American industrialist (1900–1983)

Walter Hochschild (September 27, 1900 - February 1, 1983) was an American industrialist, having spent 63 years as an executive with the American Metal Company (later AMAX), founded by his father, Berthold Hochschild.

==Biography==
Hochschild was born on September 27, 1900 in New York City to Berthold and Mathilde Hochschild.

In 1950, Hochschild became president of AMAX and chairman and chief executive officer in 1957. He has a noted business acumen. While overseeing his company's interests in Africa, he correctly predicted that the rapid growth of African nationalism in Central Africa would play a dominant political role in Rhodesia.

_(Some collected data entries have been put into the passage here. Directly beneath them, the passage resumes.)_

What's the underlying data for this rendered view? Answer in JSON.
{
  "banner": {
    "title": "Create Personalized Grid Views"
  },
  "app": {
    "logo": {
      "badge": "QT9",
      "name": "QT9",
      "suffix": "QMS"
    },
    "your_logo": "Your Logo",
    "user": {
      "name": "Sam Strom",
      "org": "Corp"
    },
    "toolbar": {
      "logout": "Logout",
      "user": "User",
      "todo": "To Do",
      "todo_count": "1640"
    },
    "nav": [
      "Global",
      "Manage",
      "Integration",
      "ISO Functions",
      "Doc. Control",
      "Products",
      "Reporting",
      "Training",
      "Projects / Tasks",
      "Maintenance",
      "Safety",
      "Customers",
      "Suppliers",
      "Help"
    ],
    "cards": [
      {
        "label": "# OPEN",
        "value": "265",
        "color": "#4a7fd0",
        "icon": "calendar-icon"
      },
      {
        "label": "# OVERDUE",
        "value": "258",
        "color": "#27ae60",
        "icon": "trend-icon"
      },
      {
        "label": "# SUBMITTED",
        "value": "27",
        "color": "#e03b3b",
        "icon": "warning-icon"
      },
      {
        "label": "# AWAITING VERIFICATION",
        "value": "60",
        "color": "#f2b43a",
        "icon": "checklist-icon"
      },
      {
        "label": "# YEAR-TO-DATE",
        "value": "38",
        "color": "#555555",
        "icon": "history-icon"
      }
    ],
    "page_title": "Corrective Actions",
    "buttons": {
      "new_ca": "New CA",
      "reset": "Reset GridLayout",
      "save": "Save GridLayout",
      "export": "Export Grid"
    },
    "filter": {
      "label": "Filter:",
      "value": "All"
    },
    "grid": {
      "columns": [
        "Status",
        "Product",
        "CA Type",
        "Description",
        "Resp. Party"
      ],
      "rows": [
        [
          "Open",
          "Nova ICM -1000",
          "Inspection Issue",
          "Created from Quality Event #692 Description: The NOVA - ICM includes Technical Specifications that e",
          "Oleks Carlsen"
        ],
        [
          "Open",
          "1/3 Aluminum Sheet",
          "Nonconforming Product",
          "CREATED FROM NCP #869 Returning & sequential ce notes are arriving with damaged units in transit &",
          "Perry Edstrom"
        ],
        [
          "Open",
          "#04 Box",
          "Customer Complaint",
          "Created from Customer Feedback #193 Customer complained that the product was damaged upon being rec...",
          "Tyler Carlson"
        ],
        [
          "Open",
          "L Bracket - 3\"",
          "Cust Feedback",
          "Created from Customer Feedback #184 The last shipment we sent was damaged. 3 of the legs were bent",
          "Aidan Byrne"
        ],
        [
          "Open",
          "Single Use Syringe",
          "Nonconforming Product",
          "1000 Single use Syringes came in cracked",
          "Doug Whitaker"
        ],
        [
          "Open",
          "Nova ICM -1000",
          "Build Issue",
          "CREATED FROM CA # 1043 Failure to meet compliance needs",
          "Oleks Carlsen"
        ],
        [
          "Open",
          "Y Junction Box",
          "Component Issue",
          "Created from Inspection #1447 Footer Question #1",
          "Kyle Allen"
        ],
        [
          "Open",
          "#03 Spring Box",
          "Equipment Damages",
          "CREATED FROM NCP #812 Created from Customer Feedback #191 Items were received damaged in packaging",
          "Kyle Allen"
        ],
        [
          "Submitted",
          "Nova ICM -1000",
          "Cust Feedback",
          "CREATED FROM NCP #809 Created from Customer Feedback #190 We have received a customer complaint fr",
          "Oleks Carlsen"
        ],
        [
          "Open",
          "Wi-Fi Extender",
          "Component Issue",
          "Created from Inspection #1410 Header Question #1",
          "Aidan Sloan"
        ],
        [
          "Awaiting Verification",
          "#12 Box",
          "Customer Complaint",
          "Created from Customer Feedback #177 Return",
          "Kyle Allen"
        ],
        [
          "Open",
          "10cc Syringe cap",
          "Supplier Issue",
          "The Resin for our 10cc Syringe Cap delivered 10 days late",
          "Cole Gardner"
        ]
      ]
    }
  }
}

Hochschild served as a trustee of the Museum of the City of New York for thirty years, and as a lifelong senior trustee of the United States Council of the International Chamber of Commerce. He was a member of the Council on Foreign Relations since 1947. He built Eagle Nest camp in Blue Mountain Lake, New York, an Adirondack Great Camp. Eagle Nest accommodated Jews at a time when they were not welcome in "better" resort hotels in New York City.

Hochschild was married to Kathrin Samstag Hochschild; they had three daughters: Patricia Hochschild Labalme, Lynn Hochschild Boillot, and Ann Hochschild Poole.

==Sources==
- New York Times, Walter Hochschild, Headed American Metal Climax Inc, February 2, 1983.